Response to Stan Cox:
> I have unfortunately broken my coccyx and can
> say that its unbeleivably painful, still wouldnt be seen dead wearing
> that tho.


According to the website, it can be worn next to the skin under your
shorts. You might have a bit of a VPL, though.

--
Mark, UK

"Between believing a thing and thinking you know is only a small step and
quickly taken."
 
Mark McNeill wrote:
> Response to Stan Cox:
>> I have unfortunately broken my coccyx and can
>> say that its unbeleivably painful, still wouldnt be seen dead wearing
>> that tho.

>
> According to the website, it can be worn next to the skin under your
> shorts. You might have a bit of a VPL, though.
>


And, using the h****t arguments, its going to make you bum bigger and
heavier which is not the world's best starting line for marketing ;-)

--
Tony

"The best way I know of to win an argument is to start by being in the
right."
- Lord Hailsham
 
Matt B wrote:
> "John Hearns" <[email protected]> wrote in message
> news:p[email protected]...
> > As seen in the Times travel supplement on Saturday:
> >
> > http://www.baboongear.com/

>
> It's use though may well be considered irresponsible my many, as it will
> surely increase the propensity to behave recklessly, and with less respect
> for others.


Yer right, the main use for this item is insulating your **** whilst
sitting invisible below a lip, toking up (I ski past snowboarders - but
I don't inhale)
 
Matt B wrote:
> "John Hearns" <[email protected]> wrote in message
> news:p[email protected]...
>> As seen in the Times travel supplement on Saturday:
>>
>> http://www.baboongear.com/

>
> It's use though may well be considered irresponsible my many, as it will
> surely increase the propensity to behave recklessly, and with less respect
> for others.
>


But that's what snowboarders do ;-^)


--
Tony

"The best way I know of to win an argument is to start by being in the
right."
- Lord Hailsham
 
On Mon, 07 Nov 2005 09:51:30 +0000, Matt B wrote:

> "John Hearns" <[email protected]> wrote in message
> news:p[email protected]...
>> As seen in the Times travel supplement on Saturday:
>>
>> http://www.baboongear.com/

>
> It's use though may well be considered irresponsible my many, as it will
> surely increase the propensity to behave recklessly, and with less respect
> for others.


Yes. When I were lad we had to make do with bin liners to slide on our
backsides down the hill.
Later I graduated to using poly survival bags (Peter C - is there ANY
other use for these things? I wouldn't care to spend the night in one).
Also have used those sit-mats given away in magazines for the purpose.

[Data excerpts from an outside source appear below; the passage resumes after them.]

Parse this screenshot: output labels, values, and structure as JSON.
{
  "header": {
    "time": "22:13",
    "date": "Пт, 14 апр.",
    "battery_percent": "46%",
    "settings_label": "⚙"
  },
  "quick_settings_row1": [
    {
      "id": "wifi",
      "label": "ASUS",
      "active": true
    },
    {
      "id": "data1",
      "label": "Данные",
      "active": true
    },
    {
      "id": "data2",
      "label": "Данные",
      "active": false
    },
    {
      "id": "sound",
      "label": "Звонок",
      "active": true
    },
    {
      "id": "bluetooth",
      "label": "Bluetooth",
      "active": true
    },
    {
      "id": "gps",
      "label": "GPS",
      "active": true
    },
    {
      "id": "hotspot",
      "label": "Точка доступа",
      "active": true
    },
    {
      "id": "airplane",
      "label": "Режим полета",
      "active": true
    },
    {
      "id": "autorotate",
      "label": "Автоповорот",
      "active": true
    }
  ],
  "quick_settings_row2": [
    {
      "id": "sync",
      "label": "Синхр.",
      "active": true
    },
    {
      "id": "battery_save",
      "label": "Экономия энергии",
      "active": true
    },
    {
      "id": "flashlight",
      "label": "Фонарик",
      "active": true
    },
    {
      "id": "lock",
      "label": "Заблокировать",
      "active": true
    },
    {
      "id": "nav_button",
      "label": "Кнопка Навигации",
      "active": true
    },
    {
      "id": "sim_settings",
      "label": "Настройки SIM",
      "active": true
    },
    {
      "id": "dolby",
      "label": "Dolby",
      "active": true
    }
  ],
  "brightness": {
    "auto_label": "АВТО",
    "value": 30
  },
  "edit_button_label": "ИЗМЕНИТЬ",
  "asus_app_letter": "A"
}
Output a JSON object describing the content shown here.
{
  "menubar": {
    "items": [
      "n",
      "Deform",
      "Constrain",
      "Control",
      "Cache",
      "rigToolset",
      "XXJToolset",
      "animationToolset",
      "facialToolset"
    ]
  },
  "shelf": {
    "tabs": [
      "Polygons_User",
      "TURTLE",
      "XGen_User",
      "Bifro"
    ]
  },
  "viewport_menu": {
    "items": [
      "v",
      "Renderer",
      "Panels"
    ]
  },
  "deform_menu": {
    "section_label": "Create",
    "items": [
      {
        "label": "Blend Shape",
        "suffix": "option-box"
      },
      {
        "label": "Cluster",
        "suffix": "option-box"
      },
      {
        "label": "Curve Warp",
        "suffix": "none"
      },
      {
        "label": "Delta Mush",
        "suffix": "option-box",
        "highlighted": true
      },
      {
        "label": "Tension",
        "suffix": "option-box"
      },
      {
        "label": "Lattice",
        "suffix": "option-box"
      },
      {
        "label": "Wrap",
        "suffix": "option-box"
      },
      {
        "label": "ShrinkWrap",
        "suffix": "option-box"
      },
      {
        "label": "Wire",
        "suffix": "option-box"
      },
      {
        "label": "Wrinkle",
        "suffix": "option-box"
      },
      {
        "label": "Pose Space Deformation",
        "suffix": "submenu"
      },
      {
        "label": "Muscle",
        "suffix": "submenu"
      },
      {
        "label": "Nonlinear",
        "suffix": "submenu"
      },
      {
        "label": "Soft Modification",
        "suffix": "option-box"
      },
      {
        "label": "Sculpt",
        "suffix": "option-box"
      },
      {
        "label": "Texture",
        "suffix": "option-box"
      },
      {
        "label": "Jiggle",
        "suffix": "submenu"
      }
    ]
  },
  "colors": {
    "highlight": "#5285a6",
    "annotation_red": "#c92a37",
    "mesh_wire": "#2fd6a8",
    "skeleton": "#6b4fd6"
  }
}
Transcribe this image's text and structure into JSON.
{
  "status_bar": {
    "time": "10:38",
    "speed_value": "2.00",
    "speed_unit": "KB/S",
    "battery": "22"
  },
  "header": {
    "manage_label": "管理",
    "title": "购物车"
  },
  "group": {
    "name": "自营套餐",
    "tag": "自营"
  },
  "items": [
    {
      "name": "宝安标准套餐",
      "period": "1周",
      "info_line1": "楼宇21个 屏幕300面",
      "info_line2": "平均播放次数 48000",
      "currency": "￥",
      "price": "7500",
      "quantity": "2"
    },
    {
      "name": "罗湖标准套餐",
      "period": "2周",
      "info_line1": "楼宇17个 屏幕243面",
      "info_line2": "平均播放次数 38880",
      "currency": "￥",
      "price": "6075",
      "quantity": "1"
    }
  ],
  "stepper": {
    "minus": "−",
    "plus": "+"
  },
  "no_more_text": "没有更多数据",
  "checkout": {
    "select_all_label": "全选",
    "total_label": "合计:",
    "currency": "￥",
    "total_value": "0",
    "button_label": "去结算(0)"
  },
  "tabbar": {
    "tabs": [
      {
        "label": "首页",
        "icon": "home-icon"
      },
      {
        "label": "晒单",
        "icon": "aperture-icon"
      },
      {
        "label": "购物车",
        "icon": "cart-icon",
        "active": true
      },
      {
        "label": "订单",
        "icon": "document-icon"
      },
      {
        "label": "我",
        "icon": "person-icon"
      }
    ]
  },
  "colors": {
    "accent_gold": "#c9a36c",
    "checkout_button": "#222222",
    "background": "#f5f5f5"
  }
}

I guess giving the youth of today a built-in glissade pad in the **** of
their trousers will lead to carnage. Or some ripped trousers.
 
Tony Raven <[email protected]>typed


> Mark McNeill wrote:
> > Response to Stan Cox:
> >> I have unfortunately broken my coccyx and can
> >> say that its unbeleivably painful, still wouldnt be seen dead wearing
> >> that tho.

> >
> > According to the website, it can be worn next to the skin under your
> > shorts. You might have a bit of a VPL, though.
> >


> And, using the h****t arguments, its going to make you bum bigger and
> heavier which is not the world's best starting line for marketing ;-)


Yebbut do you think *that* little shield is big enough for *my* bum? ;-)

(Methinks there's sufficient padding there already...
.... I don't cycle anyway.)

--
Helen D. Vecht: [email protected]
Edgware.
 
John Hearns wrote:

> Later I graduated to using poly survival bags (Peter C - is there ANY
> other use for these things?


Absolutely: they're very good as a protective cover for the back of your
car when sticking goop covered bikes inside, and as supplementary
groundsheets for tents on rough ground.

> I wouldn't care to spend the night in one).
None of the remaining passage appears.